To chime in on your question, there is no reason you cannot put an rda on the Tarot, just build within the confines of the mod and you will be safe.


----------



## louis062 (25/4/17)

Daniel said:


> @Gizmo @Stosta , we have a lively one here LOL
> 
> Calm down , the comment was not directed at you , but if that's your attitude I suggest you tone down ..... maybe look at your original post and follow the conversation from there ...


i saw that after i send the message and i apologize for that im very sorry


----------



## Daniel (25/4/17)

You not giving us much to work with here @louis062 , but I will try and give my 2c here.

Firstly what RDA are you referring to ?
Also will you want to build single coil or dual coil ? This greatly affects battery life.
What wire will you be using ?

Some quick stats on the Tarrot Nano :
Standby Current: under 35A , which equates to probably max 20A constant current (so when you pulsing your mod button by pressing it continiuosly when vaping)
Voltage Range: 0 - 8.5 V
Battery Cell: 2500mah Built In Battery
Output Wattage: 5w to 80w
Suitable Atomizer: 0.05 - 5 ohm

Your limiting factor here is battery , and standby current.

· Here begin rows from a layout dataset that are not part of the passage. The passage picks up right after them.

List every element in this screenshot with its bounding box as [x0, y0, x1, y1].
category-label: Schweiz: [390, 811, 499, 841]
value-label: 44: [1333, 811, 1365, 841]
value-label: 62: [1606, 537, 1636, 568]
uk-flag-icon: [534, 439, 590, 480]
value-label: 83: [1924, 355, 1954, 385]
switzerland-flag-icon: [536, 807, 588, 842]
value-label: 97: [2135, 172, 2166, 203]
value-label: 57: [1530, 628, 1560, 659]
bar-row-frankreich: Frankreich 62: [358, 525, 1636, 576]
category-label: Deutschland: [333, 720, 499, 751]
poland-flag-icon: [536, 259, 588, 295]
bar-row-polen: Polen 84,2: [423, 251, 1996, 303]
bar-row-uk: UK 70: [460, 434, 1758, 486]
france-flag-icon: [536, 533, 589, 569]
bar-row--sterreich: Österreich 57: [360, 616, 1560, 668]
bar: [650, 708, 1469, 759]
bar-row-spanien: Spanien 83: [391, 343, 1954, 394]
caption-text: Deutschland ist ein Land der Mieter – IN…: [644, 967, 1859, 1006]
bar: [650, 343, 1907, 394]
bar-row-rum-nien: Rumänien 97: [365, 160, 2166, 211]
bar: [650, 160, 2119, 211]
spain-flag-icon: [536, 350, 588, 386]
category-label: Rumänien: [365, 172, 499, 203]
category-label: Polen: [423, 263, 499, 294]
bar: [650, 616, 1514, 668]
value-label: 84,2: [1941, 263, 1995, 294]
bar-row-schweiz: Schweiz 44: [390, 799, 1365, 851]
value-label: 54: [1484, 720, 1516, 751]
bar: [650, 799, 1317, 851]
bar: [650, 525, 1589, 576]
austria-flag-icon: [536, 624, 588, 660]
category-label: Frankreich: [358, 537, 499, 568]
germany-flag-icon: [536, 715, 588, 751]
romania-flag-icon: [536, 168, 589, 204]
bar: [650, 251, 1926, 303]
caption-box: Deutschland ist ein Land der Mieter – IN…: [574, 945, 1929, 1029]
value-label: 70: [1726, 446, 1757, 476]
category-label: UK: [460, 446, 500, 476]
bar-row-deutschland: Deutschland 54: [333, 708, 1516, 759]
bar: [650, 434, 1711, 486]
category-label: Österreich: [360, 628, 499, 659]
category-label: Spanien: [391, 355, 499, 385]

Also Tarrot seems to be 23mm wide , so any RDA larger than that will have overhang (if you OCD like that  ) 

If you will be vaping at 80w I'm afraid your battery life will suffer ..... I would say a comfortable 0.5ohms would be the lowest I'd go which lends a good balance between flavor/cloud production and battery life.

Reactions: Useful 1


----------



## louis062 (25/4/17)

Daniel said:


> You not giving us much to work with here @louis062 , but I will try and give my 2c here.
> 
> Firstly what RDA are you referring to ?
> Also will you want to build single coil or dual coil ? This greatly affects battery life.
> ...


thanks @Daniel that was what im looking for now will you use a duel or a single coil for that?


----------



## Daniel (25/4/17)

louis062 said:


> thanks @Daniel that was what im looking for now will you use a duel or a single coil for that?



Again , depends on what RDA you are building on. I prefer single coil , some RDAs to consider : 

Single Coil (and really only one to consider here) : 
Hadaly (authentic seems to be discontinued , so try the SXK Clone) 

Dual Coil 

Goon 
DRUGA 
CSMNT
Govad 
...to name a few .... search the forum , uncle @KZOR has done some reviews on some of the above ......


----------



## Schnappie (25/4/17)

@louis062 my 2c:
I have had the hadaly on my tarot nano before and it works perfectly.

Try and stick to 22mm rda's, otherwise you will have overhang on the mod!


----------